Simple Triage and Rapid Treatment (S.T.A.R.T.)
This method uses four colored categories to label victims so medical professionals know who to help first; they are green (minor injuries), yellow (urgent, delayed), red (critical, immediate), and black (deceased). If a patient can get up, move, responds normally, and aren’t going to get any worse, they are green and can wait for help. Yellow definitely needs medical attention, but are in no immediate threat of dying; like, I broke my arm, it hurts a lot, but I’m not going to die and can wait, even if I don’t want to. Red requires immediate attention as they are at risk of dying soon; they aren’t breathing or breathing correctly, they aren’t conscious or are incoherent, or there’s a very serious injury.
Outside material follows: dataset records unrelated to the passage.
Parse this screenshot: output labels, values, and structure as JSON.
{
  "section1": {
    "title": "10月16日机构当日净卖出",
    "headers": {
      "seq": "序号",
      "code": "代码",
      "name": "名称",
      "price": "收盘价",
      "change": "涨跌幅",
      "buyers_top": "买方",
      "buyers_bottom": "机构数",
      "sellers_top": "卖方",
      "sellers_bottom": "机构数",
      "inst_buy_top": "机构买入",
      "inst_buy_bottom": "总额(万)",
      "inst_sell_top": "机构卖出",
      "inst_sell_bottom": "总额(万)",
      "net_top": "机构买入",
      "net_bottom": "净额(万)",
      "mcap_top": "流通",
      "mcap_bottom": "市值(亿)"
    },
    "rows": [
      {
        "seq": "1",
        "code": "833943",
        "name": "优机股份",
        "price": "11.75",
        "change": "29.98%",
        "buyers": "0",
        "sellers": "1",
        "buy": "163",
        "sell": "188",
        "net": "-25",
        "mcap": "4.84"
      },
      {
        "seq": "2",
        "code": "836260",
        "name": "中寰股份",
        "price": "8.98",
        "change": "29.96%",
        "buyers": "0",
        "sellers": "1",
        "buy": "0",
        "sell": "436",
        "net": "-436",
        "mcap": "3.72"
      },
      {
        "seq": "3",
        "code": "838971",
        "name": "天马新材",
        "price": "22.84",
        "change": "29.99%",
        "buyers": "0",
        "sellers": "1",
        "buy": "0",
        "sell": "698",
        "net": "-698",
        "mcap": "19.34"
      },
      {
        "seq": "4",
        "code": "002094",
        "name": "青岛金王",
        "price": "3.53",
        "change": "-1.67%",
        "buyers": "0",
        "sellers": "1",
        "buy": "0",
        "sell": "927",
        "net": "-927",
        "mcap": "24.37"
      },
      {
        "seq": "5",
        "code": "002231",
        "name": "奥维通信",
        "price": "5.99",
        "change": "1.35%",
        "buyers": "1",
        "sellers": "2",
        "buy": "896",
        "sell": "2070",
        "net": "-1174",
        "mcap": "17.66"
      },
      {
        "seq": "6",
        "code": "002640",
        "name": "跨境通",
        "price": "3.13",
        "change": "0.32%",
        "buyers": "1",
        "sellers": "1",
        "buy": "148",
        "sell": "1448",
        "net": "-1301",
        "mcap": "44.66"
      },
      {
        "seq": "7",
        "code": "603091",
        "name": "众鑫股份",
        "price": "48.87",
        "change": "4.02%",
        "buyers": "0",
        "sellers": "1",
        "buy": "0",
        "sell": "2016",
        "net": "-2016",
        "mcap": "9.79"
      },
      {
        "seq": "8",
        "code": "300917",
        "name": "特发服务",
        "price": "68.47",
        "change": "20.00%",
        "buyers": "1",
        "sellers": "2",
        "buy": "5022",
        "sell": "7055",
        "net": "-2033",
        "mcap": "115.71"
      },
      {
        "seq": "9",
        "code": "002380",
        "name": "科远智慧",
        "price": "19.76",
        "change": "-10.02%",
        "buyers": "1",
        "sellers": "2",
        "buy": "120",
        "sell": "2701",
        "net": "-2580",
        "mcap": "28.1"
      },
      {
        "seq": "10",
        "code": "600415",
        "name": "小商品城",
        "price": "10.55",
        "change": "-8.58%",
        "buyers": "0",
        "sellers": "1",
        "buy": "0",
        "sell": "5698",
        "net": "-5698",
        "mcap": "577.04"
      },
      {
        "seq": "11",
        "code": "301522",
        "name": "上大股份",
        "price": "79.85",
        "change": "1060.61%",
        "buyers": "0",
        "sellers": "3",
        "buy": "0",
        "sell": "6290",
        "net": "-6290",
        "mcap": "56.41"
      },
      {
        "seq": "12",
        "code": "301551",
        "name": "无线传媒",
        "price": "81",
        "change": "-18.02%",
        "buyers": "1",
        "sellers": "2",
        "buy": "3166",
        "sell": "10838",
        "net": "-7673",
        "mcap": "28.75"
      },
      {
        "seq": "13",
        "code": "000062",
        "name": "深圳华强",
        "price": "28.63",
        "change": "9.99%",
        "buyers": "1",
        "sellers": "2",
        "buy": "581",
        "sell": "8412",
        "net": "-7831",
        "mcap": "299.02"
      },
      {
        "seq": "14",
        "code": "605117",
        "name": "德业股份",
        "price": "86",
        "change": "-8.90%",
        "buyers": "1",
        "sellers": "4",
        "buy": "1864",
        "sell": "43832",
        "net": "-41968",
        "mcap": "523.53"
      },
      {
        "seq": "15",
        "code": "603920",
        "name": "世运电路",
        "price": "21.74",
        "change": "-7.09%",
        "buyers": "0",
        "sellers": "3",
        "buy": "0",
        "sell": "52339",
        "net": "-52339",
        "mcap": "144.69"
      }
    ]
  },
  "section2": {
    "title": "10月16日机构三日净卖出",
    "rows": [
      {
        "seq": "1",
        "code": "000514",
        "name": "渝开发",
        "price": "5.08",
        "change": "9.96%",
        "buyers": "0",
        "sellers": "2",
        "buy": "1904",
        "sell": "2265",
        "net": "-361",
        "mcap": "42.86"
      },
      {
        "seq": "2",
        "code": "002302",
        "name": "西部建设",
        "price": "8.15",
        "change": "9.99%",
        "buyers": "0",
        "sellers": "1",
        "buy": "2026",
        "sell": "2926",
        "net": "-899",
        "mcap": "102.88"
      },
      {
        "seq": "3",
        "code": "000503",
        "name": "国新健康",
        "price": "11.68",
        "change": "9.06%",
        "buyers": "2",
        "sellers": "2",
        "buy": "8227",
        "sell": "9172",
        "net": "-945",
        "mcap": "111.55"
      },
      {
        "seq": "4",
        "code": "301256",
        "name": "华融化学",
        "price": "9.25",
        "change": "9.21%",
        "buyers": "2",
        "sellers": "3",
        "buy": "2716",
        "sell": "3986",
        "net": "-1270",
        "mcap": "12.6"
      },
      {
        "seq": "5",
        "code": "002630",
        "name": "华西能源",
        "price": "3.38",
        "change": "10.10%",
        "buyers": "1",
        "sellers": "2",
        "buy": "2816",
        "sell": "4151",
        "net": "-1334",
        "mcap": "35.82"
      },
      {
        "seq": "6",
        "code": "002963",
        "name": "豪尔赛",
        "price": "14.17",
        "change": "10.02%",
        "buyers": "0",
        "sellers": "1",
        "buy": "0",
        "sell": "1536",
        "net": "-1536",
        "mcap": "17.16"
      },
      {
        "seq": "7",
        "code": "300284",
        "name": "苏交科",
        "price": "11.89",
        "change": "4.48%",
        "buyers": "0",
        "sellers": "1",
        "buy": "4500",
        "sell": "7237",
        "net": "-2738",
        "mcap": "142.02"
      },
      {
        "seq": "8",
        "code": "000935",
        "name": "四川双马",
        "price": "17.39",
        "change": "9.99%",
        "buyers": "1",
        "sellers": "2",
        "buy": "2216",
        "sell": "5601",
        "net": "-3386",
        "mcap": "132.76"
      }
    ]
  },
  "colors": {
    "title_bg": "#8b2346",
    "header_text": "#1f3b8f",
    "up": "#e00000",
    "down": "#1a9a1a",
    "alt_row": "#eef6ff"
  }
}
If the victim didn’t survive, they’re going to be black (sometimes blue).
Australasian Triage Scale
In Australia and New Zealand, there’s another common triage method based more on time that the participant must have medical care by. There are five categories: ATS 1 (immediate), ATS 2 (10 minutes), ATS 3 (30 minutes), ATS 4 (60 minutes), and ATS 5 (120 minutes). It’s basically the same in terms of how urgently the patient needs assistance without the confusion of the “black” tags.
In my opinion, the S.T.A.R.T. method is a little more clearly worded, but both are essentially the same. However, I hope you never have to use these skills. Be safe.